When the artist encountered “aura photography,” which is made with the use of a very special camera that can actually capture a person’s individual essence and electromagnetic energy, thereby illuminating their true selves, she found the perfect marriage of art and science. For audiences, this means a deeper connection with the subjects.
Metal sensors help capture a person’s inner vibe inside a specially-designed “dome” that looks like a small spaceship, wherein energy can be viably concentrated. Using a hand-modified Polaroid camera, the wavelengths of a sitter’s spirit are translated into vibrant and otherworldly colors.
With her newfound tools, Lonsdale found that she was able to connect her formative childhood experiences with those of the burgeoning realm of social media to embark. Therefrom sprang the triumph of the Radiant Human project.
“As human beings, we carry electricity inside us,” Lonsdale said in a 2019 interview with Artnet News. “It radiates past our skin in what’s known as an electromagnetic field.”
What emerges, in Lonsdale’s words, is essentially the OG Instagram filter.
“Instead of doggie ears and Coachella wreathes, you have the color of your energy,” she says.

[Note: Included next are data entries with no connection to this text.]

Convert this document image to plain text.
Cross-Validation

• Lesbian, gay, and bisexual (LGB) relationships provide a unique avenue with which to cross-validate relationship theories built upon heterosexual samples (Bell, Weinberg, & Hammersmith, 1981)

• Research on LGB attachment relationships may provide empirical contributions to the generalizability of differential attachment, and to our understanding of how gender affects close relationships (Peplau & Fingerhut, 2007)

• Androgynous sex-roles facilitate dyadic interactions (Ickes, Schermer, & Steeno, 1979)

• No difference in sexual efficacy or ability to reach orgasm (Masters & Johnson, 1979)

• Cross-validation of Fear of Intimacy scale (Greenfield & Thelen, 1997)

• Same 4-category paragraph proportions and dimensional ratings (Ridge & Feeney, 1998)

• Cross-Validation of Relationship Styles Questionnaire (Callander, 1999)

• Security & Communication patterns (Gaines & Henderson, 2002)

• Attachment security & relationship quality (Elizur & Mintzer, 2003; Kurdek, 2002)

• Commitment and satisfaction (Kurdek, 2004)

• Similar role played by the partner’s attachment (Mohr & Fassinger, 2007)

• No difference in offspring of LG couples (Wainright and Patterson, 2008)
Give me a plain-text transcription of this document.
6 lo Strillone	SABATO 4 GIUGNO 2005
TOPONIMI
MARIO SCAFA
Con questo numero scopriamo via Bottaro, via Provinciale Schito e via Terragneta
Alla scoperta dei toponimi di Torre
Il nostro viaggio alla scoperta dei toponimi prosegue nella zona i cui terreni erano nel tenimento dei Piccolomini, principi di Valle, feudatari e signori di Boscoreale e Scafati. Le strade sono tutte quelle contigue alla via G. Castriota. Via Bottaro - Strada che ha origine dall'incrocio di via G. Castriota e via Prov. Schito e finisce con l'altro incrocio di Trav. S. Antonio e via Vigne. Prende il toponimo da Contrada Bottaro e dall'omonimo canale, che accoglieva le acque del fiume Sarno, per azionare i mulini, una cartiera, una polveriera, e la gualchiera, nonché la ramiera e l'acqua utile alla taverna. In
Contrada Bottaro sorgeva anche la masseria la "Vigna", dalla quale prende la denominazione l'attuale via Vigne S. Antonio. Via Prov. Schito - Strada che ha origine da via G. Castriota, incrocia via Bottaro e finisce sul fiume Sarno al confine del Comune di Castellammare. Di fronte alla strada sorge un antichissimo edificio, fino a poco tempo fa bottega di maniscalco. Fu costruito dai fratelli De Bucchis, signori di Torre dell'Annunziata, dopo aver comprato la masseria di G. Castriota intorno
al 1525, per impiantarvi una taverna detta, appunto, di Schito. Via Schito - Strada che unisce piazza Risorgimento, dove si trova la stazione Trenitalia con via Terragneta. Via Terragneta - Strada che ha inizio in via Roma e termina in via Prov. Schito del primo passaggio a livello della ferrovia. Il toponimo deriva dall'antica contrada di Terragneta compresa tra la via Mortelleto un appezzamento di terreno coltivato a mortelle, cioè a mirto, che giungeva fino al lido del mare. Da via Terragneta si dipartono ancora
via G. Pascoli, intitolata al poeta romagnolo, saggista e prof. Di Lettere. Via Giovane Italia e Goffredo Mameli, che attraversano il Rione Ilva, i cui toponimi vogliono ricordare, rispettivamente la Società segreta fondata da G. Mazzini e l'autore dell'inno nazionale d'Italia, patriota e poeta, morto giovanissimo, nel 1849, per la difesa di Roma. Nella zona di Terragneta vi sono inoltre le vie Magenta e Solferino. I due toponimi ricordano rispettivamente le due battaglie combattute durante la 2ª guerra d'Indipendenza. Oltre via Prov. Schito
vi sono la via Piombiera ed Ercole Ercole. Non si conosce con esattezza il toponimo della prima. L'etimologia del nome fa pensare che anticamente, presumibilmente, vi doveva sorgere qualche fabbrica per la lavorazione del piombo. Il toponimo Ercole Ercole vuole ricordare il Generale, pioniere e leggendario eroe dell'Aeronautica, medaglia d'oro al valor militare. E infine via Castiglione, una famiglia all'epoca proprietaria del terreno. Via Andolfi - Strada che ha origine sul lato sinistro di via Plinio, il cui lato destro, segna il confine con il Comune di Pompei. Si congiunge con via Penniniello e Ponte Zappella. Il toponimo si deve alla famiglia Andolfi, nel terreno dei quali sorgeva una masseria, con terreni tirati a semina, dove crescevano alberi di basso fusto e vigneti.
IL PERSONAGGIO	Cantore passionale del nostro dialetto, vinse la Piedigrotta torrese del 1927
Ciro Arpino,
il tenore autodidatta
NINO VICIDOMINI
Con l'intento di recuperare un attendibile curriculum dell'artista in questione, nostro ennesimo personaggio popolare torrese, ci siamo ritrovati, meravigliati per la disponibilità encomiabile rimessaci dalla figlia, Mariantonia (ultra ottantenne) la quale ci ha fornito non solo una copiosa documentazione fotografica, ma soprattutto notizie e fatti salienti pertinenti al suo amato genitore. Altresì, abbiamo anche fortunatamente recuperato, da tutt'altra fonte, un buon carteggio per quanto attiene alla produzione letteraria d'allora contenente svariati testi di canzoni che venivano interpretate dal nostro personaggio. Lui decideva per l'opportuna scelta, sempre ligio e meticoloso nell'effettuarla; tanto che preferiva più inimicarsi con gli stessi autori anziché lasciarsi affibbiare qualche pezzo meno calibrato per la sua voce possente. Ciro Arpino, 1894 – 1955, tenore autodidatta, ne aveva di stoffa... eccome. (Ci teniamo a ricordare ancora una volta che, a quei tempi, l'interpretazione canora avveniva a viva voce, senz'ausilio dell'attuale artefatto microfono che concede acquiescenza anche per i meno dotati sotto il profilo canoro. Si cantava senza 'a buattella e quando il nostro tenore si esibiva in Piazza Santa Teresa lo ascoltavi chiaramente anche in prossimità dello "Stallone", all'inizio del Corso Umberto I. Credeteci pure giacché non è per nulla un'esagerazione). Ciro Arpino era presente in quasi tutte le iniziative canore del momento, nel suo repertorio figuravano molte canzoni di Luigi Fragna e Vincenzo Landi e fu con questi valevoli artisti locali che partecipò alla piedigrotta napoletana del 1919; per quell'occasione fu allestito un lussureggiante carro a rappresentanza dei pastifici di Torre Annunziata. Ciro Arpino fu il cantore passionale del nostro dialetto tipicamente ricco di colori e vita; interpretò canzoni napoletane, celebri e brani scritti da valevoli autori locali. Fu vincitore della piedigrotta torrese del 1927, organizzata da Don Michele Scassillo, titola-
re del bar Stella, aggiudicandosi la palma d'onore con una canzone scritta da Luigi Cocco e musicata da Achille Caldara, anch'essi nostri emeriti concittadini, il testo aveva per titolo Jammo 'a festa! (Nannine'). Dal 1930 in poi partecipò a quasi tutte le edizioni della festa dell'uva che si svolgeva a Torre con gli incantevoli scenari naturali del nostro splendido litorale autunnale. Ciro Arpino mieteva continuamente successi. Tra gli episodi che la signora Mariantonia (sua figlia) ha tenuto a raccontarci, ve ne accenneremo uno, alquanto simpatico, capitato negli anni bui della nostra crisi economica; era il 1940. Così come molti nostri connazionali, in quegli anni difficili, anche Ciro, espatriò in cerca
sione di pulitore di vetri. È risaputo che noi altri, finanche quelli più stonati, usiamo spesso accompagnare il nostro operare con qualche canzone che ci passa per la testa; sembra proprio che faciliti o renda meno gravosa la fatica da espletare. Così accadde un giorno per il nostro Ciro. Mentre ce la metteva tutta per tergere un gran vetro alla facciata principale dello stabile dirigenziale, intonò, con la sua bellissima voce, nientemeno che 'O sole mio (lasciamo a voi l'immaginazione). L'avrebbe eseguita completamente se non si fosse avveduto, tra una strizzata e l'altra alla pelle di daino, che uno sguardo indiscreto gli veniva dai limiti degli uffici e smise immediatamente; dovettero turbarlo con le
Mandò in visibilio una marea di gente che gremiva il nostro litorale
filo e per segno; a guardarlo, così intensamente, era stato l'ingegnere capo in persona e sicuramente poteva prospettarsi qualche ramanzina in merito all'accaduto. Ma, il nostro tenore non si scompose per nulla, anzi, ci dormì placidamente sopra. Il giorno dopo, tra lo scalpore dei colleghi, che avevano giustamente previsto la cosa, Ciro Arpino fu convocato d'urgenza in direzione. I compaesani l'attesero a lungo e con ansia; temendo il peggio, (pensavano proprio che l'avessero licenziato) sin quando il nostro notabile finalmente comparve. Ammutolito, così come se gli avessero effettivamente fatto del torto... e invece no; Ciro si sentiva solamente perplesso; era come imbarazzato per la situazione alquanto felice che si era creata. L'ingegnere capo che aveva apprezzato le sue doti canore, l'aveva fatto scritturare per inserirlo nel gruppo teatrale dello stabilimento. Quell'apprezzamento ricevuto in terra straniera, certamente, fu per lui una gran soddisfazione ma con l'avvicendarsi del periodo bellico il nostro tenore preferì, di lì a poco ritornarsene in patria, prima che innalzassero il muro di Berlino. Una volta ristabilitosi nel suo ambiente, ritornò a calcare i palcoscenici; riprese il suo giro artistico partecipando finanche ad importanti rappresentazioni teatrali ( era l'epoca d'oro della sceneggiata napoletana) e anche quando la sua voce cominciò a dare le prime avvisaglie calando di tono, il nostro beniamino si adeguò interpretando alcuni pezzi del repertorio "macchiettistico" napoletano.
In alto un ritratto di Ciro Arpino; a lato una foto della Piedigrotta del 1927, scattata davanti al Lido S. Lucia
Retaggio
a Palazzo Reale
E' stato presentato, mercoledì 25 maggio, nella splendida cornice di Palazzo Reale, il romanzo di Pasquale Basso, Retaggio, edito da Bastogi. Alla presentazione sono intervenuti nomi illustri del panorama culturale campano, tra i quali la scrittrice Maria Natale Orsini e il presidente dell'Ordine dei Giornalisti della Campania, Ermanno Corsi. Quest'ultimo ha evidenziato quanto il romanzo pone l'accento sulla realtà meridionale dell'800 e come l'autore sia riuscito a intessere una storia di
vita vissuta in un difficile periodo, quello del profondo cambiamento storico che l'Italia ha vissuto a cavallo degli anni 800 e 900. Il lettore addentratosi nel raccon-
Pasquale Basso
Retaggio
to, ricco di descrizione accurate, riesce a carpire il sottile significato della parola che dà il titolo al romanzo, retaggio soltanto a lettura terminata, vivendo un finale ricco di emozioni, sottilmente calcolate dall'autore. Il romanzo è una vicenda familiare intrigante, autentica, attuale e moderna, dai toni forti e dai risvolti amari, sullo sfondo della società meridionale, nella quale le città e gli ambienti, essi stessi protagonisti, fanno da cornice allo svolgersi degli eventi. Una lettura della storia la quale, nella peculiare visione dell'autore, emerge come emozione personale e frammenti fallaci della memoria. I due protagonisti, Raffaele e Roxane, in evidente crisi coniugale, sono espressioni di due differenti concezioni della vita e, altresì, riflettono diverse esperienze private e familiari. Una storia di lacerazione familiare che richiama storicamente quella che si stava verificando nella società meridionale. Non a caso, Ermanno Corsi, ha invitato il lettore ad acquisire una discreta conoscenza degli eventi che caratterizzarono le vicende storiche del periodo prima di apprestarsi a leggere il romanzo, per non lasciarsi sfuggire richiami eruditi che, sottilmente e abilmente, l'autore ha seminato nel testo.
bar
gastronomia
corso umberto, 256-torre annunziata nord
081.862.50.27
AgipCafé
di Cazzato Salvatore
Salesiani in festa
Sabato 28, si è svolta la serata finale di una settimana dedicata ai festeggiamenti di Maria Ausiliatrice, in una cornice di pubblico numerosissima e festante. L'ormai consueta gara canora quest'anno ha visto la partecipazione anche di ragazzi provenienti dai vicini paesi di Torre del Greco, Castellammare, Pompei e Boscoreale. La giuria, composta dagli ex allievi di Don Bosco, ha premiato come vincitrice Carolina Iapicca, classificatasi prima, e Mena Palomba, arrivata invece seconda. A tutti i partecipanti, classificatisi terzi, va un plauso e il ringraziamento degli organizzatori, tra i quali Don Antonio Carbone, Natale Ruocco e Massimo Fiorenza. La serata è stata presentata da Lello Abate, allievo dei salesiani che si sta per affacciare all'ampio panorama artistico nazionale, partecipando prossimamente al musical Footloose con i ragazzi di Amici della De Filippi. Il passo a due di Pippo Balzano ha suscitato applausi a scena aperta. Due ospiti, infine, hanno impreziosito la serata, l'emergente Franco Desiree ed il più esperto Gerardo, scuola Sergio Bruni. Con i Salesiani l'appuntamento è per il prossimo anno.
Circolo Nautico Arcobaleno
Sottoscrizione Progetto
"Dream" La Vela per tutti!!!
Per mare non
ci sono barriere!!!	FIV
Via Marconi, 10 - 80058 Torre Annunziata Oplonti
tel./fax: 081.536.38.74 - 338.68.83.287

In the book, Lonsdale provides detailed case studies that describe what certain colors indicate about a person’s aura. Through hundreds of photographs, including remarkable images of celebrities such as Busy Philipps, Zosia Mamet, Chloë Sevigny, Joseph Altuzarra, and SZA, she pulls out the nuances of individuals’ personalities through the gradient colors of a Polaroid.
Sometimes, the auras are almost imperceptible, but it’s exactly those discreet and subtle changes that make up the whole of a person’s aura.
“Perceptions can pivot with the click of a shutter,” Lonsdale says on the project’s website, “illuminating our truest selves, and giving new light to what was there all along.”
Radiant Human: Discover the Connection Between Color, Identity, and Energy is forthcoming from Harper Collins this April.